The paper tackles the problem of improving robustness and adaptability in vision-language models by proposing Dropout Prompt Learning, which applies dropout to tokens with flexible probabilities based on token significance and uses residual entropy regularization, achieving performance gains such as surpassing KgCoOp by 5.10% and PromptSRC by 2.13% on base-to-novel generalization.

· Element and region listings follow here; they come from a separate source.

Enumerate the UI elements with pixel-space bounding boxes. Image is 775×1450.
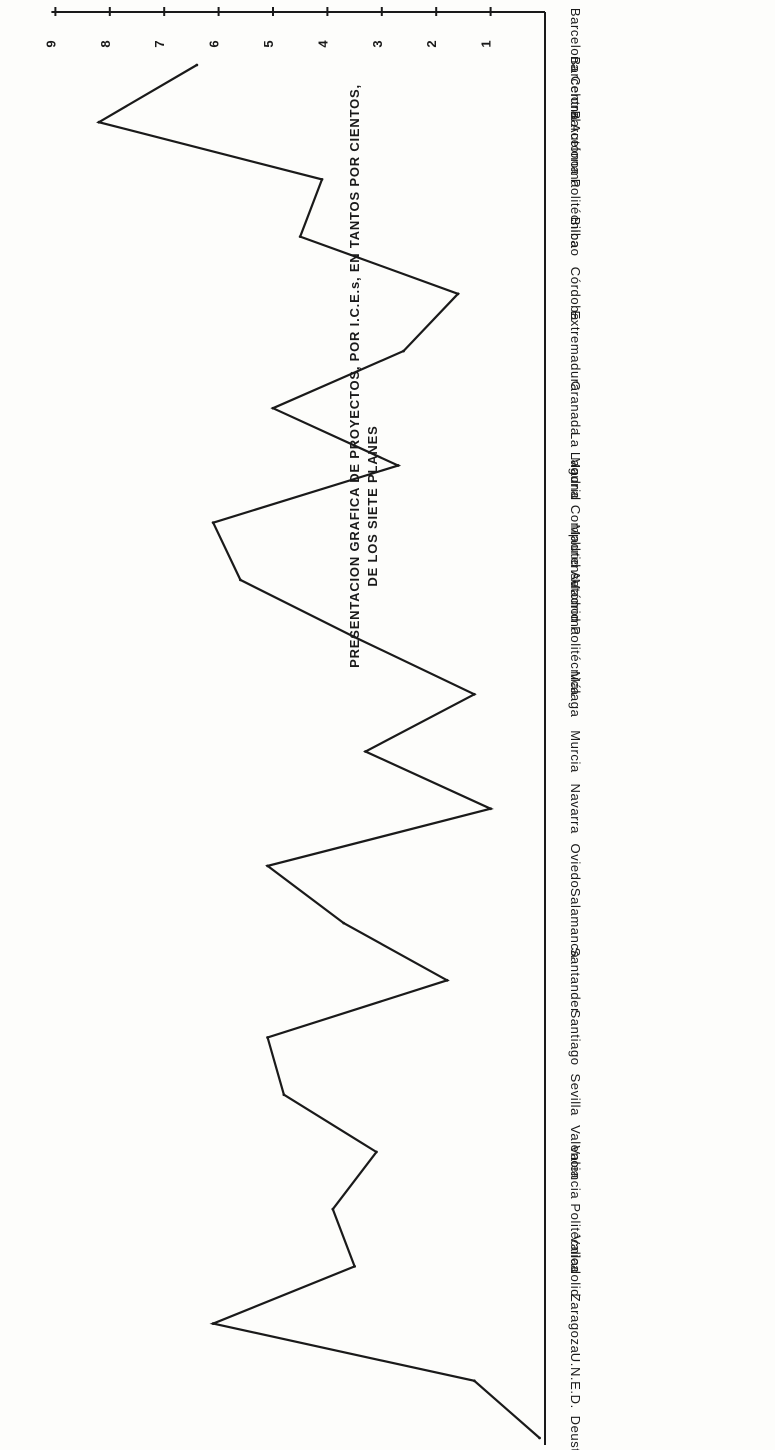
category-label: La Laguna (568, 432, 583, 499)
value-tick-label: 6 (207, 40, 222, 47)
category-label: Santiago (568, 1009, 583, 1065)
rotated-chart-group: PRESENTACION GRAFICA DE PROYECTOS, POR I… (43, 7, 583, 1450)
category-label: Madrid Autónoma (568, 524, 583, 635)
data-point (364, 750, 367, 753)
category-label: Granada (568, 381, 583, 436)
data-point (353, 635, 356, 639)
data-point (353, 1264, 356, 1268)
data-point (266, 864, 269, 868)
category-label: U.N.E.D. (568, 1353, 583, 1409)
category-label: Deusto (568, 1416, 583, 1450)
data-point (445, 978, 449, 982)
chart-axes (51, 11, 546, 1445)
series-line (96, 64, 541, 1439)
y-axis-ticks: 1 2 3 4 5 6 7 8 9 (43, 7, 494, 48)
data-point (472, 692, 476, 696)
data-point (402, 349, 405, 353)
value-tick-label: 3 (370, 40, 385, 47)
category-label: Valladolid (568, 1236, 583, 1297)
data-point (298, 235, 302, 239)
data-point (238, 578, 242, 582)
data-series (96, 63, 541, 1440)
data-point (489, 807, 492, 811)
data-point (271, 406, 275, 410)
data-point (396, 464, 400, 467)
data-point (211, 521, 215, 525)
category-label: Valencia Politécnica (568, 1145, 583, 1273)
value-tick-label: 1 (479, 40, 494, 47)
category-label: Barcelona Central (568, 8, 583, 122)
data-point (342, 921, 346, 925)
chart-subtitle: DE LOS SIETE PLANES (365, 425, 380, 586)
data-point (320, 178, 324, 181)
data-point (282, 1093, 286, 1097)
category-label: Murcia (568, 730, 583, 773)
chart-title: PRESENTACION GRAFICA DE PROYECTOS, POR I… (347, 84, 362, 668)
data-point (538, 1436, 541, 1440)
category-label: Barcelona Autónoma (568, 56, 583, 188)
value-tick-label: 2 (424, 40, 439, 47)
chart-title-group: PRESENTACION GRAFICA DE PROYECTOS, POR I… (347, 84, 380, 668)
data-point (195, 63, 199, 67)
category-label: Madrid Complutense (568, 457, 583, 588)
category-label: Málaga (568, 671, 583, 717)
category-label: Santander (568, 948, 583, 1013)
data-point (456, 292, 460, 296)
category-label: Barcelona Politécnica (568, 111, 583, 249)
category-label: Navarra (568, 783, 583, 834)
category-label: Salamanca (568, 888, 583, 959)
data-point (374, 1150, 378, 1154)
category-label: Bilbao (568, 217, 583, 257)
category-label: Zaragoza (568, 1294, 583, 1354)
category-label: Valencia (568, 1125, 583, 1179)
value-tick-label: 5 (261, 40, 276, 47)
data-point (472, 1379, 476, 1383)
data-point (331, 1207, 335, 1211)
value-tick-label: 9 (43, 40, 58, 47)
value-tick-label: 8 (98, 40, 113, 47)
category-label: Sevilla (568, 1074, 583, 1117)
data-point (266, 1036, 269, 1039)
value-tick-label: 4 (315, 40, 330, 48)
category-label: Extremadura (568, 311, 583, 392)
category-label: Madrid Politécnica (568, 579, 583, 696)
data-point (211, 1322, 215, 1325)
value-tick-label: 7 (152, 40, 167, 47)
category-label: Córdoba (568, 267, 583, 321)
data-point (97, 120, 101, 124)
category-label: Oviedo (568, 844, 583, 889)
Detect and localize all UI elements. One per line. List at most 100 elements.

Dropout is a widely used regularization technique which improves the generalization ability of a model by randomly dropping neurons. In light of this, we propose Dropout Prompt Learning, which aims for applying dropout to improve the robustness of the vision-language models. Different from the vanilla dropout, we apply dropout on the tokens of the textual and visual branches, where we evaluate the token significance considering both intra-modal context and inter-modal alignment, enabling flexible dropout probabilities for each token. Moreover, to maintain semantic alignment for general knowledge transfer while encouraging the diverse representations that dropout introduces, we further propose residual entropy regularization. Experiments on 15 benchmarks show our method's effectiveness in challenging scenarios like low-shot learning, long-tail classification, and out-of-distribution generalization. Notably, our method surpasses regularization-based methods including KgCoOp by 5.10% and PromptSRC by 2.13% in performance on base-to-novel generalization.